Os treinos, ao menos, estavam captando minha atenção, e eu não andara pensando tanto. Não refletia sobre minha condição financeira decadente, sobre a reputação de minha família ou sobre meu futuro, o que era um alívio. A última questão, no fundo, me atormentara desde a morte de meu pai. A partir do momento em que fui adotada, minha entrada para a política foi tida como certeira por Jordan, e eu ficara deslumbrada com essa possibilidade. Não pelos motivos certos, e sim por conta do poder. Era o que eu mais almejava. Mas agora... essa oportunidade se esvaía aos poucos. O poder parecia estar muito longe de ser conquistado, parecia até improvável.

Isso me assustava. Muito. E realmente fora um alívio distanciar meu foco disso.

No sábado, entretanto, após os exatos sete dias, Gringo mandara uma mensagem falando que me daria folga naquela data. Eu duvidava que tinha sido uma decisão movida à piedade, problemas talvez tivessem aparecido para ele ou Haziel.

Com o dia todo para mim, eu realmente tentei continuar me distraindo. Fiz uma hidratação com os produtos caros restantes em meu cabelo e esfoliei toda minha pele. Era bom me cuidar. Era, na verdade, uma das poucas coisas que me fazia me sentir bem fora o álcool.

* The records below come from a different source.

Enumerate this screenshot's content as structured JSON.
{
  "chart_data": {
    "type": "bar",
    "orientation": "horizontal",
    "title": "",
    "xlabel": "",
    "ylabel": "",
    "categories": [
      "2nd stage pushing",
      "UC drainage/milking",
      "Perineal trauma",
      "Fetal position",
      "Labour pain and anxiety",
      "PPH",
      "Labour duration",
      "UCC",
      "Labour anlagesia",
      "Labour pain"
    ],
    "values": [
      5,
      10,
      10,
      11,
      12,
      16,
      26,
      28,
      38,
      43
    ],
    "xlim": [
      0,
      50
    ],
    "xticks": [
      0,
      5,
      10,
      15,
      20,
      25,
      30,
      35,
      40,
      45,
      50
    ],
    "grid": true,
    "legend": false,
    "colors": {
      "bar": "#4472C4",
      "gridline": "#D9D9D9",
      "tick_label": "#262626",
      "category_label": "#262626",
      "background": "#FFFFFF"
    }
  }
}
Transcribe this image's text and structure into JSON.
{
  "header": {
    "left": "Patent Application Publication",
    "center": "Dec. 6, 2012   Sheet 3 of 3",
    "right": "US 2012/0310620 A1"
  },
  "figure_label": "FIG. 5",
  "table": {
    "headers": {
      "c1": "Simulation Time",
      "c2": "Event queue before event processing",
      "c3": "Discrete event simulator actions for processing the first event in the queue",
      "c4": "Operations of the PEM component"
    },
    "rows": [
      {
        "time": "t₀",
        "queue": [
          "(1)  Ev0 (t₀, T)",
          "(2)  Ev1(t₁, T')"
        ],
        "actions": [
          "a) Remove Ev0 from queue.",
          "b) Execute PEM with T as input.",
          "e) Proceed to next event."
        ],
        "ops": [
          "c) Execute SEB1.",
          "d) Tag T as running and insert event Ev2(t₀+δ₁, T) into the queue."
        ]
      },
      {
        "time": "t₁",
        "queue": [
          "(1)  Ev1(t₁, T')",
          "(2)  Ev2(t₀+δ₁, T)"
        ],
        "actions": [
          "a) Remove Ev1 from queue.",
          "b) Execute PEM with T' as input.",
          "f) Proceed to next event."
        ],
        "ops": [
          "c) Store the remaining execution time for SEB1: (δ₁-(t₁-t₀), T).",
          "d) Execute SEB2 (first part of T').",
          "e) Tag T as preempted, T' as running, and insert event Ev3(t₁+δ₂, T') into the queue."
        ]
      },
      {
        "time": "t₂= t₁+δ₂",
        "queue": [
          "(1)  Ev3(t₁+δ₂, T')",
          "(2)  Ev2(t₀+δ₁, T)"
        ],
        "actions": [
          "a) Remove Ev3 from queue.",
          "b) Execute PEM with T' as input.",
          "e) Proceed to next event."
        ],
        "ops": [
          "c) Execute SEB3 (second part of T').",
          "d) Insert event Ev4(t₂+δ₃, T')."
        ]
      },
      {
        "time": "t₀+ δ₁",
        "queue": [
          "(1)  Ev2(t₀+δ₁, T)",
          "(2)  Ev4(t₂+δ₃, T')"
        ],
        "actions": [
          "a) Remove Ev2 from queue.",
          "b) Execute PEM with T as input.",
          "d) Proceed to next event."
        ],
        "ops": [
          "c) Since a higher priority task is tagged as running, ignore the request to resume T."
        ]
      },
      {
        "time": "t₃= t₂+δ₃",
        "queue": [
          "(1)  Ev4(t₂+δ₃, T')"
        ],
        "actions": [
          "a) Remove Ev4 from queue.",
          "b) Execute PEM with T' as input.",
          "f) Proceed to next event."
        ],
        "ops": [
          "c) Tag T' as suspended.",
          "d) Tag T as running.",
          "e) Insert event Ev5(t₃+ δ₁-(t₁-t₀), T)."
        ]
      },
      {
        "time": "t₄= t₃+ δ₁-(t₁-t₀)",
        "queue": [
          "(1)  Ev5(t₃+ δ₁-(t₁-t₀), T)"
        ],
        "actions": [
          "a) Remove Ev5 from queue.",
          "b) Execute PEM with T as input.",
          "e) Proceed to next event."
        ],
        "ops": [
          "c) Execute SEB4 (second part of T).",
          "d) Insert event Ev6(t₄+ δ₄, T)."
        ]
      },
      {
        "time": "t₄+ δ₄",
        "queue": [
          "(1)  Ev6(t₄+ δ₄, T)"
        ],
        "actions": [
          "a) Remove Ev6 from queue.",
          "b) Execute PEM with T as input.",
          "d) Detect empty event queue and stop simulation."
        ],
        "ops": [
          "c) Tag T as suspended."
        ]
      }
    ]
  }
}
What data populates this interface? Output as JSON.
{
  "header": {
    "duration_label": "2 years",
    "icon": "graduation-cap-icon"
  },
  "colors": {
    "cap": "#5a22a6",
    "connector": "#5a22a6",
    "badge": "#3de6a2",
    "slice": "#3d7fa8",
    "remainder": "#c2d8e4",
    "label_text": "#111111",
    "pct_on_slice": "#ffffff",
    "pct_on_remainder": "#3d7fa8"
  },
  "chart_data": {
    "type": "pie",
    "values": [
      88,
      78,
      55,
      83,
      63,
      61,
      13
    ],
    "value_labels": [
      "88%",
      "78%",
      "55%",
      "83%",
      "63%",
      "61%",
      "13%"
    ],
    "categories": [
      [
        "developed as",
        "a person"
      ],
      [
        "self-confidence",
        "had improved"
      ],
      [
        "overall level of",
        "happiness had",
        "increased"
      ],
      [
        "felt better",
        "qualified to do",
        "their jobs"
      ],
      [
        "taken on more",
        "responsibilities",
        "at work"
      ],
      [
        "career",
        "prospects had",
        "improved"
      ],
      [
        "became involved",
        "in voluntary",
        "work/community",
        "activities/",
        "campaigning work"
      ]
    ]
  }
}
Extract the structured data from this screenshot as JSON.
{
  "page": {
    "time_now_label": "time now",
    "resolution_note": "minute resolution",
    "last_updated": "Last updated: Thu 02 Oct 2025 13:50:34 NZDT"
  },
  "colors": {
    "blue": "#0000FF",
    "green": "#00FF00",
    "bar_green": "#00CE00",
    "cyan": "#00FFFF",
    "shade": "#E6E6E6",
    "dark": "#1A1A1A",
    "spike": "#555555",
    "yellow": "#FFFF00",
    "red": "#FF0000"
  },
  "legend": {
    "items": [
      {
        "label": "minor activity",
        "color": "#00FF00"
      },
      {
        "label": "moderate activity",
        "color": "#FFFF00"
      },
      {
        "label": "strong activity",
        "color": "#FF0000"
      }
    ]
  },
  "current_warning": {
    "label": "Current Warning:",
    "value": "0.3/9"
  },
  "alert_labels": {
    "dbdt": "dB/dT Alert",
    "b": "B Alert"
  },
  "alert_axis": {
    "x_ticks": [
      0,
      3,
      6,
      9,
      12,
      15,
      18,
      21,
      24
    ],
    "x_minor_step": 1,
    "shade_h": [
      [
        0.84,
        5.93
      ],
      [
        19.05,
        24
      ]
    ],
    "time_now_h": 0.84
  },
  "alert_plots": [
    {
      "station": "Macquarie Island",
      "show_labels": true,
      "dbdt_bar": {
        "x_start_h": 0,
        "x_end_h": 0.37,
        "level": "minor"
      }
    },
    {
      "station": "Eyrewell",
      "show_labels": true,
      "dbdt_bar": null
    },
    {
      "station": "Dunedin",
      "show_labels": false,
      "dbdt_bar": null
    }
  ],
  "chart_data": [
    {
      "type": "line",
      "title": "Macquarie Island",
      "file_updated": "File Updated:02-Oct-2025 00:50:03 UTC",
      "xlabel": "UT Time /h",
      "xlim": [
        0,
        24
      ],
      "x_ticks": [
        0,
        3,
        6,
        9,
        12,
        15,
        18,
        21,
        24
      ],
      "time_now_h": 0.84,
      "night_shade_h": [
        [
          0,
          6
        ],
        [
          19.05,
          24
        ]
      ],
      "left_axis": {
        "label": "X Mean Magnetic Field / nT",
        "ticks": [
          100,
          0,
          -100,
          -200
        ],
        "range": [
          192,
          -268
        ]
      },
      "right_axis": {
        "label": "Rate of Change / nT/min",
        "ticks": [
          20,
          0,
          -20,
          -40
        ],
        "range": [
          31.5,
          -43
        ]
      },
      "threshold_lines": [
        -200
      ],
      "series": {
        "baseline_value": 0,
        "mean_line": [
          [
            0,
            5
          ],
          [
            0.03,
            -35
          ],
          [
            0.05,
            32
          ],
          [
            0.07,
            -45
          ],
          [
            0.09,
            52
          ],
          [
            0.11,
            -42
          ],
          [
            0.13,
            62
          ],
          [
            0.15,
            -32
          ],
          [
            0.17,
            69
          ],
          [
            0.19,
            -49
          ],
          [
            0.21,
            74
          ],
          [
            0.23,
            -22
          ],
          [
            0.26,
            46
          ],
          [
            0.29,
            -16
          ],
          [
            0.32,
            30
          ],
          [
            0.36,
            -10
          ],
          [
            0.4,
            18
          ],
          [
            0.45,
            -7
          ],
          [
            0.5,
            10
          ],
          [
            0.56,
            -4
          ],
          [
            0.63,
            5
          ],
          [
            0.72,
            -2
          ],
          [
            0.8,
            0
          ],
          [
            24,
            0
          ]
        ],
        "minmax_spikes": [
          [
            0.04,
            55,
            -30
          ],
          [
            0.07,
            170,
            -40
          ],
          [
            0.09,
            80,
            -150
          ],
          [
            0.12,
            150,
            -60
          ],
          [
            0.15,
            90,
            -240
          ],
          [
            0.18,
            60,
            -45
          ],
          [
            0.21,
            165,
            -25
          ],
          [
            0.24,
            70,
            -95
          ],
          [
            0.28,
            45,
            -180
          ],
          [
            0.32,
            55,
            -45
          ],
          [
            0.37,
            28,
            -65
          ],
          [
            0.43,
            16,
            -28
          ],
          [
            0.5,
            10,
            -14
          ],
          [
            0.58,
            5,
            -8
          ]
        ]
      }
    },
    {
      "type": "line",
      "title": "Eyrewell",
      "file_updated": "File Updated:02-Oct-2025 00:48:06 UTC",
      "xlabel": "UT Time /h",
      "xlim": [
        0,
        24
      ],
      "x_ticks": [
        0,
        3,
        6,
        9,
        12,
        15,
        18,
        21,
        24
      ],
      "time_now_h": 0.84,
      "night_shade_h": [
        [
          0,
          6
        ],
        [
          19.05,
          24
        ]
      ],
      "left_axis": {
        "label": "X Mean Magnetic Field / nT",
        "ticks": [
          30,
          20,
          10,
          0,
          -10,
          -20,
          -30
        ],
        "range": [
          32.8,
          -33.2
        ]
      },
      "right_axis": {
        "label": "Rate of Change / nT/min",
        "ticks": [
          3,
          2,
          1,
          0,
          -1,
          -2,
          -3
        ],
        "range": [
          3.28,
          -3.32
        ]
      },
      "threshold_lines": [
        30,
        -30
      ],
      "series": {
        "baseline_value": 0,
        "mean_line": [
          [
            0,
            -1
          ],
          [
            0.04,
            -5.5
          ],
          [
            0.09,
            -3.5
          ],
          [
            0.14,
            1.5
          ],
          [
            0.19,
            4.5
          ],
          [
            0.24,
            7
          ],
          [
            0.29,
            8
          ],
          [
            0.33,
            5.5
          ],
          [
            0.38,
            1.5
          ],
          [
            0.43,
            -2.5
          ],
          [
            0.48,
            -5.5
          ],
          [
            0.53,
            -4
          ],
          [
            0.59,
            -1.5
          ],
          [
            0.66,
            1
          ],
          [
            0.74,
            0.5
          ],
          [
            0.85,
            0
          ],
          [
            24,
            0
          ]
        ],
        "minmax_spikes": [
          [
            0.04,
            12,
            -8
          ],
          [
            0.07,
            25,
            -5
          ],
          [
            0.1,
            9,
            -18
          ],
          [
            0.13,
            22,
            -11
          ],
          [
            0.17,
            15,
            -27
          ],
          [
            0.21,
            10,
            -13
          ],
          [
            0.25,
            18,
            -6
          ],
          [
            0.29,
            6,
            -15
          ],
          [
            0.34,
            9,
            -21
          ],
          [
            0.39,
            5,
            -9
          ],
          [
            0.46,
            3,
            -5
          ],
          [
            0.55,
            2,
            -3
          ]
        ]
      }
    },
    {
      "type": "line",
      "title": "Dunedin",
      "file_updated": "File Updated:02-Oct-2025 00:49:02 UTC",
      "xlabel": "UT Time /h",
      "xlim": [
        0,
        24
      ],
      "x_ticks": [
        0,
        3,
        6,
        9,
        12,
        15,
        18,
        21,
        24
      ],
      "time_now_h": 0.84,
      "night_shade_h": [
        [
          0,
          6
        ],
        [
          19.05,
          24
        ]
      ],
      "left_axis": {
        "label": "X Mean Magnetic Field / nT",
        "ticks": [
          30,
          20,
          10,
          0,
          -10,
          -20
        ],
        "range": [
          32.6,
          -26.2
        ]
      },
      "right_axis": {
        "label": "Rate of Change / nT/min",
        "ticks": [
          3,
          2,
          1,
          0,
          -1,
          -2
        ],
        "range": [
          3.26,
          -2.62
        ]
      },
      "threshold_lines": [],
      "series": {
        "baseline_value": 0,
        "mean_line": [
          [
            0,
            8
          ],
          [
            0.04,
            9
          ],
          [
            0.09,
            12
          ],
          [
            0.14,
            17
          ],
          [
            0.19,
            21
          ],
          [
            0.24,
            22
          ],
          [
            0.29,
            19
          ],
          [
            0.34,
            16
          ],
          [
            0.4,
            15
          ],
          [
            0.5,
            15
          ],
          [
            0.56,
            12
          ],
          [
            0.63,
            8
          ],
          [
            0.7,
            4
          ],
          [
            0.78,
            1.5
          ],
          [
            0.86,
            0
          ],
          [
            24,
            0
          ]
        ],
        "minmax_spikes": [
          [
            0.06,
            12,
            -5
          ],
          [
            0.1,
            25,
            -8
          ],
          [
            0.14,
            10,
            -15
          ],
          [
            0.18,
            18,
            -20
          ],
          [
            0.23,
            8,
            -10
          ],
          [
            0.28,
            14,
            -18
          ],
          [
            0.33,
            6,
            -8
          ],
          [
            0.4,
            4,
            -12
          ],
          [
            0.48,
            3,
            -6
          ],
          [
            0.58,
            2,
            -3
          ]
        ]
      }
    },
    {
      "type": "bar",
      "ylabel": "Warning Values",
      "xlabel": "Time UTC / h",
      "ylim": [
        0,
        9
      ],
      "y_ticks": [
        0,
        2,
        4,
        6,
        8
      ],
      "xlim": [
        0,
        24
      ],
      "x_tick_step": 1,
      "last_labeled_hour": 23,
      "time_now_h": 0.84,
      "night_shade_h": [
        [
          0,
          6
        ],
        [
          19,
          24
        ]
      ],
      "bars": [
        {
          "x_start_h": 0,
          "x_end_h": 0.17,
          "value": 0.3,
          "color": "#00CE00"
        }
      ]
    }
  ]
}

Às duas horas da tarde, meu cabelo estava sem nenhum frizz e com a raiz retocada com o loiro pérola. Minha pele estava macia e brilhando, meu rosto estava até cheio de maquiagem. Só que... como sempre, o vazio sempre presente em meu peito continuou a perdurar.

O vazio que eu admitia a mim mesma que nunca ia embora.

Eu encarei a garrafa de vodka em cima de minha penteadeira, cogitando beber um pouco mais. Aquela era uma bela distração. E eu não tinha muito mais o que fazer.

Cheguei a elevar minha mão para pegá-la, mas algo, no fim, me fez desistir. Permaneci ali, apenas encarando minha pequena poção mágica. Era estranho não sucumbir à minha necessidade. Eu não fazia isso muito, não em relação àquilo.

Eu sabia que, se começasse a beber, não pararia no primeiro ou segundo copo. A primeira hora seria maravilhosa. Me deixaria relaxada, meus pensamentos se tornaram voláteis e eu riria à toa, boba. Talvez na segunda ou terceira hora, a sensação iria ameaçar a passar, e eu beberia mais um pouco, movida pela compulsão e ansiosa para sentir um pouco mais daquela espécie de alívio inebriante. Acontecia que a embriaguez seria um pouco mais diferente. Eu continuaria inebriada, mas agora com um certo peso na mente. Era difícil explicar a sensação, eu só sabia que não me sentiria tão livre de mim mesma. Muito pelo contrário, na realidade. E, por fim, eu continuaria enchendo meu copo com o líquido de grande teor alcoólico até ter certeza de que a quantidade seria suficiente para me trazer um sono pesado e sem sonhos, que me faria esquecer da realidade o maior tempo possível.

O fato era que... estranhamente, eu não pude me deixar fazer aquela escolha que resultaria na minha indiferença com a realidade. Malditamente, era Theodora que parecia interferir nisso. Meus pensamentos de voltavam a ela por vezes.

Eu não a via desde o episódio da boutique.

Desde que ela fora adotada, nunca houve uma quantidade de tempo que ficamos tão afastadas como aquela. Nós brigávamos muito, sempre tivemos opiniões diferentes em relação a tudo, só que morarmos no mesmo teto fazia com que continuássemos convivendo como família. Não era o que acontecia agora.